The first commercial carbon removal plant, where CO2 is sucked out of the air and stored underground, is in a remote part of Iceland, nowhere near a city. It’s a massive industrial operation. But the carbon-capturing technology doesn’t need to be sequestered to the middle of nowhere: It could also be incorporated into neighborhoods—something that might help build community support for the larger build-out of industrial plants that will likely be needed to help tackle the climate crisis. By the middle of the century, thousands of large direct air-capture plants may be needed globally to pull emissions from the atmosphere at the same time as the economy decarbonizes.
In new renderings, Carbon180, a nonprofit focused on carbon removal, imagines how the technology could be added to local parks or apartment buildings or grocery stores. “When we think about direct air capture today . . . we think of these very large-scale industrial facilities, which we know are going to be necessary in order to meet the scale of the climate crisis and to meet our carbon removal goals,” says Giana Amador, cofounder and policy director of Carbon180. “But we also think there’s a role for smaller-scale innovative projects that are integrated into communities.”
The technology can be used anywhere on the planet, since it pulls carbon directly from the air, and the air everywhere is full of carbon. Because of the logistics of moving CO2 around, many plants will be located next to the places where the carbon can be stored—for example, at an old oil well, where it can be pumped underground into rock formations. Because the technology uses a lot of energy, it also makes sense to put it next to cheap renewable sources (at the recently-built plant in Iceland, the process runs on geothermal energy). In other cases, it could be built next to factories that could use the CO2, instead of fossil fuels, to make new materials.
A distributed network of direct air-capture tech in a city wouldn’t be as practical if the CO2 can’t be used onsite. Still, Amador says, neighborhood plants could help people become comfortable with unfamiliar technology. The nonprofit considered how the equipment, which uses large fans to pull air into filters that extract the CO2, could be added to a neighborhood park, for example, or built into a grocery store running on rooftop solar power. In an apartment building, the technology could be added into the building’s heating and ventilation system to filter CO2 out of the indoor air, helping to improve indoor air quality. Captured CO2 could potentially be used in an on-site greenhouse to grow local food.

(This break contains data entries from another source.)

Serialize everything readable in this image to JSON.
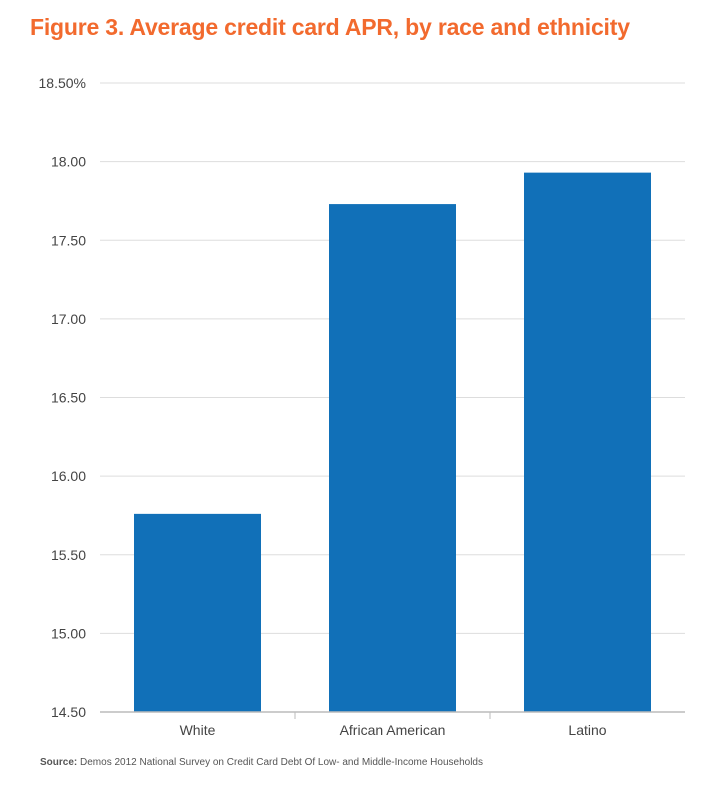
{
  "figure": {
    "title": "Figure 3. Average credit card APR, by race and ethnicity",
    "source_label": "Source:",
    "source_text": "Demos 2012 National Survey on Credit Card Debt Of Low- and Middle-Income Households"
  },
  "colors": {
    "title": "#f26a2e",
    "bar": "#1170b8",
    "grid": "#dddddd",
    "axis": "#bbbbbb",
    "text": "#444444"
  },
  "chart_data": {
    "type": "bar",
    "title": "Figure 3. Average credit card APR, by race and ethnicity",
    "xlabel": "",
    "ylabel": "",
    "categories": [
      "White",
      "African American",
      "Latino"
    ],
    "values": [
      15.76,
      17.73,
      17.93
    ],
    "ylim": [
      14.5,
      18.5
    ],
    "yticks": [
      14.5,
      15.0,
      15.5,
      16.0,
      16.5,
      17.0,
      17.5,
      18.0,
      18.5
    ],
    "ytick_labels": [
      "14.50",
      "15.00",
      "15.50",
      "16.00",
      "16.50",
      "17.00",
      "17.50",
      "18.00",
      "18.50%"
    ],
    "grid": true,
    "legend": "none"
  }
}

The direct air-capture industry hasn’t yet done enough to engage with community groups who have concerns about new industrial sites. “I think a lot of the concern comes down to the fact that direct air capture is a fairly nascent technology,” Amador says, “which means we have a lot of open questions about how this technology impacts local communities. Right now, across the globe, there are about a dozen direct air-capture facilities, and altogether they’re capturing on the order of 10,000 tons of CO2. And it’s a big jump to move from that in these sort of very remote places like Iceland, where you’re at a research facility, to thinking about how these might actually be sited on the gigaton scale across the entire United States.” Smaller urban projects could help build public trust. Community members can help shape design decisions, choices about land use, and the benefits that new projects can bring, including new jobs.
Better policy can help communities have more of a voice, says Amador. The new infrastructure bill has billions in funding for new direct air-capture projects. “The federal government can take into account community engagement and these community benefits when they’re selecting projects,” she says. “I think by doing so, we can really not just create high quality direct air-capture projects and direct air-capture hubs, but really propel the field forward and move a lot faster.”